What Does Cyber Liability Cover? Well, each insurer that offers Cyber Insurance does it a little differently, but six key coverage areas seem to be consistent:
- Data Loss & System Damage – Your current property policy covers damage to the computer itself – but not the data stored on them. Doh!
- Business Interruption - Loss of Revenue from downtime after a hack, denial of service, virus…that causes a temporary or long-term shutdown in your operations.
- Notification Expenses – Almost every State has notification requirements – your company must disclose any breach to parties whose private information was, or is reasonably believed to have been, acquired by a person without valid authorization. You may also have to provide ongoing credit monitoring. This could generate significant expenses to your organization.
- PR/Crisis Management - You’ve experienced a security breach, been out of business for a week, notified thousands of clients, vendors, etc of the breach…..better do some spinning Stat! Hire a PR firm and do some marketing and public relations to minimize the damage to your brand.
- Content Liability – Anything associated with the content of your website, blog or other web presence from copyright and other IP claims to slander to invasion of privacy.
- Regulatory Investigation Expense – With the new notification laws having been enacted and privacy legislation constantly changing, there is always the chance that you could get a knock on the door from a friendly civil servant. Most policies exclude governmental or regulatory investigation costs. Bummer.
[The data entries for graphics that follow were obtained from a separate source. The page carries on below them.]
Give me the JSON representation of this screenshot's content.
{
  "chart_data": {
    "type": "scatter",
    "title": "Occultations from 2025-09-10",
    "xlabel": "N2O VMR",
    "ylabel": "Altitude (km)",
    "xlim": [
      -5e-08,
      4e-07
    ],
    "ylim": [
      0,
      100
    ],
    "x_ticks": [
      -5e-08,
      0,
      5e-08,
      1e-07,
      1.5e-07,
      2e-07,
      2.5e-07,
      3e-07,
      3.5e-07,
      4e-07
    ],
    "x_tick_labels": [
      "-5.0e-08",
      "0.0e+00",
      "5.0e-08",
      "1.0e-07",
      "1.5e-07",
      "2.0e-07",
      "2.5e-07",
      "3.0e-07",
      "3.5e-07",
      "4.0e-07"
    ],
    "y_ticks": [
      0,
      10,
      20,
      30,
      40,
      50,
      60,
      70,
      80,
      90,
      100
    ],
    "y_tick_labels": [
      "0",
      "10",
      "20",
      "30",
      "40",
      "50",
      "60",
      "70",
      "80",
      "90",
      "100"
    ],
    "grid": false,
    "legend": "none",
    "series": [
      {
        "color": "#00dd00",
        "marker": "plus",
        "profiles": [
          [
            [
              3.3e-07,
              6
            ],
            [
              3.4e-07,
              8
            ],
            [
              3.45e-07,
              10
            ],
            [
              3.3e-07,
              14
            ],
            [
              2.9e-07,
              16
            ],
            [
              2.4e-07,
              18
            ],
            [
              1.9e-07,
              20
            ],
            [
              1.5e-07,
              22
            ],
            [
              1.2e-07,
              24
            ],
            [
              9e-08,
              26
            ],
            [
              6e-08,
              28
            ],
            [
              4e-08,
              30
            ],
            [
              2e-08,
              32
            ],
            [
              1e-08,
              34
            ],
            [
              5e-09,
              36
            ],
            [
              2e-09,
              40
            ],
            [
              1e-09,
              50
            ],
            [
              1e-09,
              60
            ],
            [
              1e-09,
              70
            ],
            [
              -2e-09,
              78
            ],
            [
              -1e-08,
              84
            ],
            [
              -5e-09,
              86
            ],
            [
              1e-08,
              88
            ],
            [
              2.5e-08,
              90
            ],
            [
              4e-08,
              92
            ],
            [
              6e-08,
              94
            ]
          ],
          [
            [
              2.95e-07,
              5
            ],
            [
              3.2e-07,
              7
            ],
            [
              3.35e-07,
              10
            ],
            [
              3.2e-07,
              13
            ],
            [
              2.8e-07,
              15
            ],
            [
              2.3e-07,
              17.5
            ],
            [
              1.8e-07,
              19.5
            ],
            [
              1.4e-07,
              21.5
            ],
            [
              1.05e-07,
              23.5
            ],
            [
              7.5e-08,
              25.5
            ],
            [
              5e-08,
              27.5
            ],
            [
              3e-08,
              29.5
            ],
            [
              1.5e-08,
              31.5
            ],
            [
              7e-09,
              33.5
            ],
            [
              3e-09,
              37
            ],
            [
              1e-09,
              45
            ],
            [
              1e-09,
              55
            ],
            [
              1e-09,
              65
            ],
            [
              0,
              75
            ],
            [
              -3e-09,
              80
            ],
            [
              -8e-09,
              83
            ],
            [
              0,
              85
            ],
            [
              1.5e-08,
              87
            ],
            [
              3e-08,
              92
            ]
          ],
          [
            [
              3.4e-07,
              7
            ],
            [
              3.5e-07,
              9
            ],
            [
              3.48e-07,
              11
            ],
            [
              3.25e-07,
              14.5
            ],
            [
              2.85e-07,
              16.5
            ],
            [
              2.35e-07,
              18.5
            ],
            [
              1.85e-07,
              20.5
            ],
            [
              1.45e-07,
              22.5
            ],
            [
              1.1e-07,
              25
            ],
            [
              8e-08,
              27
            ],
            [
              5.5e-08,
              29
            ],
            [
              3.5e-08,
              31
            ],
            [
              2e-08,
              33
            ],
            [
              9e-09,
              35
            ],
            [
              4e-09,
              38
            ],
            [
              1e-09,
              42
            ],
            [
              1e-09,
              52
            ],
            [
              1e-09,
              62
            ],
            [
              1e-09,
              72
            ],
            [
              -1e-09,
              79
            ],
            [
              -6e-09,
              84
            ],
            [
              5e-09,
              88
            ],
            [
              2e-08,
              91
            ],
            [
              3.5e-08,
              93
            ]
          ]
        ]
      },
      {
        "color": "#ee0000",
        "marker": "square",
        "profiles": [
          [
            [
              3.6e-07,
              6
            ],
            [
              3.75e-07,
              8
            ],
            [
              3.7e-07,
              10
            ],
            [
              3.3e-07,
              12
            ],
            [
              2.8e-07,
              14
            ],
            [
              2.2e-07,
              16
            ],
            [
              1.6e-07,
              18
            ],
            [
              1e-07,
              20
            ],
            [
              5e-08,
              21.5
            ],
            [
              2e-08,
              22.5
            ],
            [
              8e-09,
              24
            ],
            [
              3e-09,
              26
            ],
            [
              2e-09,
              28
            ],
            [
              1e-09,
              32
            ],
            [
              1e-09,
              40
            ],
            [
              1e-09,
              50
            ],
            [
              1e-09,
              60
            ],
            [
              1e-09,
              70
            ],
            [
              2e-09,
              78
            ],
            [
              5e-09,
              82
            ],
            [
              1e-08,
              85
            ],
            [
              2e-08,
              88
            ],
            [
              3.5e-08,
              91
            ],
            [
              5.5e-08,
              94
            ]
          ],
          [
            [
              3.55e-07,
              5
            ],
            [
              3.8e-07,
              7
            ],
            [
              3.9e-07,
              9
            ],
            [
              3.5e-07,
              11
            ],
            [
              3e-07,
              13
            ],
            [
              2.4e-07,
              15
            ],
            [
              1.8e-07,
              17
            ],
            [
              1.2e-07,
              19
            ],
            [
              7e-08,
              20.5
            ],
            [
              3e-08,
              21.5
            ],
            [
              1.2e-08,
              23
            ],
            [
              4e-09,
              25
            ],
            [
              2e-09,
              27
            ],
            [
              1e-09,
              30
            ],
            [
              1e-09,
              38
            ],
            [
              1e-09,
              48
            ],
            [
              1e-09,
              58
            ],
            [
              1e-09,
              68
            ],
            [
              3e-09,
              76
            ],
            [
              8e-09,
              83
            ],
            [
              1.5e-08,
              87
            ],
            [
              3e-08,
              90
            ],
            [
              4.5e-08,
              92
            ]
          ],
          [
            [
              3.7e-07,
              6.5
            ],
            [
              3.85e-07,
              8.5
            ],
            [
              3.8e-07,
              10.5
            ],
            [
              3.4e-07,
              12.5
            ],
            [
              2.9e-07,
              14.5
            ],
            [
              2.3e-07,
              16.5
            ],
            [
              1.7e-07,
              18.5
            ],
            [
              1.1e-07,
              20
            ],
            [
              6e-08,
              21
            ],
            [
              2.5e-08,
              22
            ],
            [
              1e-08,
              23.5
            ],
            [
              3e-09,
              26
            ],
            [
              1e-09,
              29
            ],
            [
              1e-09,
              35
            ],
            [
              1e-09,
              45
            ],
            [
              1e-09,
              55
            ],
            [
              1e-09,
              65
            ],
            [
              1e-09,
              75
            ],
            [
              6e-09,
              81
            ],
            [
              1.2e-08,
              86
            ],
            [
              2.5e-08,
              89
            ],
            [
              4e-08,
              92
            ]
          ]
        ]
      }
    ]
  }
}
Make sure your cyber policy includes it.
As a business owner, you really need to think about the insurance dollars that you are spending to transfer your biggest risks - would the premiums you are paying for traditional business interruption coverage be better spent on a cyber policy? Where are you more likely to have a loss? And I know what you’re thinking – OK, how much does cyber liability cost. The costs will vary based on the type of business, the sensitivity of the data in your possession, the controls you have in place and the limits of coverage that you select. The lowest premium I have seen for this type of policy has been $1,500.
One final note: insurance policies are just one way to transfer risk……for example we provide our clients with access to a proprietary, internet platform with tools and resources to help them prepare for cyber risks. Anticipation and preparedness can go a long way toward mitigating losses. Included on this platform is a simple online assessment to test your vulnerability, a hotline to speak with a security expert and an incident roadmap to guide you through your response to an adverse cyber event.